The prognosis for these abdominal
wall defects is quite variable with isolated gastroschisis perhaps
carrying the best overall prognosis. Improvements in diagnosis and
postnatal surgical care in recent years have seen a steady decrease
in mortality in newborns with this condition; over 90% of such infants
now survive. Survival of infants with omphaloceles depends primarily
on the presence or absence of additional defects and whether there
is an underlying cytogenetic abnormality. Associated abnormalities
include: cardiac defects, CNS malformations as well as GI and GU
anomalies. Trisomy 18 and trisomy 13 are the most common chromosomal
problems seen with fetal omphaloceles, but is also associated with
trisomy 21, triploidy and Turner syndrome. Mortality for fetuses
with omphaloceles and additional defects is rather high at 80% and
with chromosomal anomalies approaches 100%. However, with isolated
omphalocele, mortality is much lower and recent studies suggest
a mortality rate of only about 20%. Both ectopia cordis and limb-body
wall complex carry extremely poor prognoses and are generally fatal.

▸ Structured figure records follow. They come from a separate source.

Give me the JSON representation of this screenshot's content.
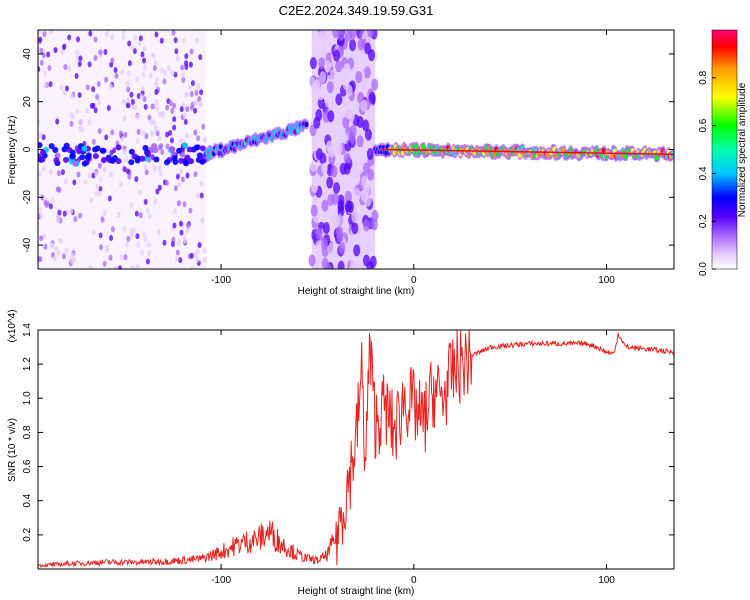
{
  "title": "C2E2.2024.349.19.59.G31",
  "chart_data": [
    {
      "type": "heatmap",
      "xlabel": "Height of straight line (km)",
      "ylabel": "Frequency (Hz)",
      "xlim": [
        -195,
        135
      ],
      "ylim": [
        -50,
        50
      ],
      "x_ticks": [
        -100,
        0,
        100
      ],
      "y_ticks": [
        -40,
        -20,
        0,
        20,
        40
      ],
      "colorbar": {
        "label": "Normalized spectral amplitude",
        "range": [
          0,
          1
        ],
        "ticks": [
          0.0,
          0.2,
          0.4,
          0.6,
          0.8
        ],
        "colors": [
          "#ffffff",
          "#cc99ff",
          "#6600ff",
          "#0000ff",
          "#00ffff",
          "#00ff00",
          "#ffff00",
          "#ff9900",
          "#ff0000",
          "#ff0066"
        ]
      },
      "regions": [
        {
          "x": [
            -195,
            -108
          ],
          "description": "scattered noise",
          "center_freq": -2,
          "peak_amplitude": 0.3
        },
        {
          "x": [
            -108,
            -55
          ],
          "center_freq_start": -2,
          "center_freq_end": 10,
          "peak_amplitude": 0.5
        },
        {
          "x": [
            -53,
            -20
          ],
          "description": "broadband noise",
          "peak_amplitude": 0.3
        },
        {
          "x": [
            -20,
            135
          ],
          "center_freq_start": 0,
          "center_freq_end": -2,
          "peak_amplitude": 0.98
        }
      ]
    },
    {
      "type": "line",
      "xlabel": "Height of straight line (km)",
      "ylabel": "SNR (10 * v/v)",
      "y_multiplier": "(x10^4)",
      "xlim": [
        -195,
        135
      ],
      "ylim": [
        0,
        1.4
      ],
      "x_ticks": [
        -100,
        0,
        100
      ],
      "y_ticks": [
        0.2,
        0.4,
        0.6,
        0.8,
        1.0,
        1.2,
        1.4
      ],
      "series": [
        {
          "color": "#e8221e",
          "x": [
            -195,
            -180,
            -160,
            -140,
            -120,
            -110,
            -100,
            -90,
            -80,
            -75,
            -70,
            -65,
            -60,
            -55,
            -50,
            -45,
            -40,
            -35,
            -30,
            -27,
            -25,
            -23,
            -20,
            -15,
            -10,
            -5,
            0,
            5,
            10,
            15,
            20,
            25,
            30,
            40,
            50,
            60,
            70,
            80,
            90,
            95,
            100,
            104,
            106,
            110,
            120,
            135
          ],
          "y": [
            0.02,
            0.03,
            0.04,
            0.04,
            0.05,
            0.06,
            0.1,
            0.15,
            0.18,
            0.22,
            0.16,
            0.12,
            0.08,
            0.06,
            0.05,
            0.08,
            0.2,
            0.45,
            0.75,
            1.15,
            0.6,
            1.3,
            0.85,
            0.95,
            0.8,
            1.0,
            0.95,
            0.85,
            1.05,
            1.0,
            1.15,
            1.2,
            1.25,
            1.3,
            1.31,
            1.32,
            1.32,
            1.32,
            1.32,
            1.3,
            1.27,
            1.26,
            1.38,
            1.3,
            1.29,
            1.27
          ]
        }
      ]
    }
  ]
}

Cloacal extrophy is associated with a variety of anomalies involving
the GU tract, GI tract and occasionally the heart or CNS. Mortality
rates are intermediate with about 50% survival, but long term management
is frequently more complex, requiring multiple reconstructive surgeries
and in a small subset of males, sex reassignment.
Probably the best known syndrome associated
with omphaloceles is Beckwith-Wiedemann syndrome (BWS), and should
be considered in the differential diagnosis when a fetus is found
to have this anomaly. For this reason, targeted ultrasound may be
employed to assess the fetus with an omphalocele for macrosomia,
enlarged or lobulated kidneys, macroglossia or polyhydramnios which
may or may not be present. With advances in molecular diagnosis
for BWS, it may also be possible in some fetuses to confirm this
diagnosis, but neither ultrasound nor DNA-based testing are good
enough at this time to establish this diagnosis with certainty in
most cases. However, if BWS is suspected prenatally, it could provide
the parents with some useful and encouraging information, since
the prognosis for this condition is generally quite good. Making
this diagnosis may also assist the pediatrician or neonatologist
to direct care in the newborn period and beyond.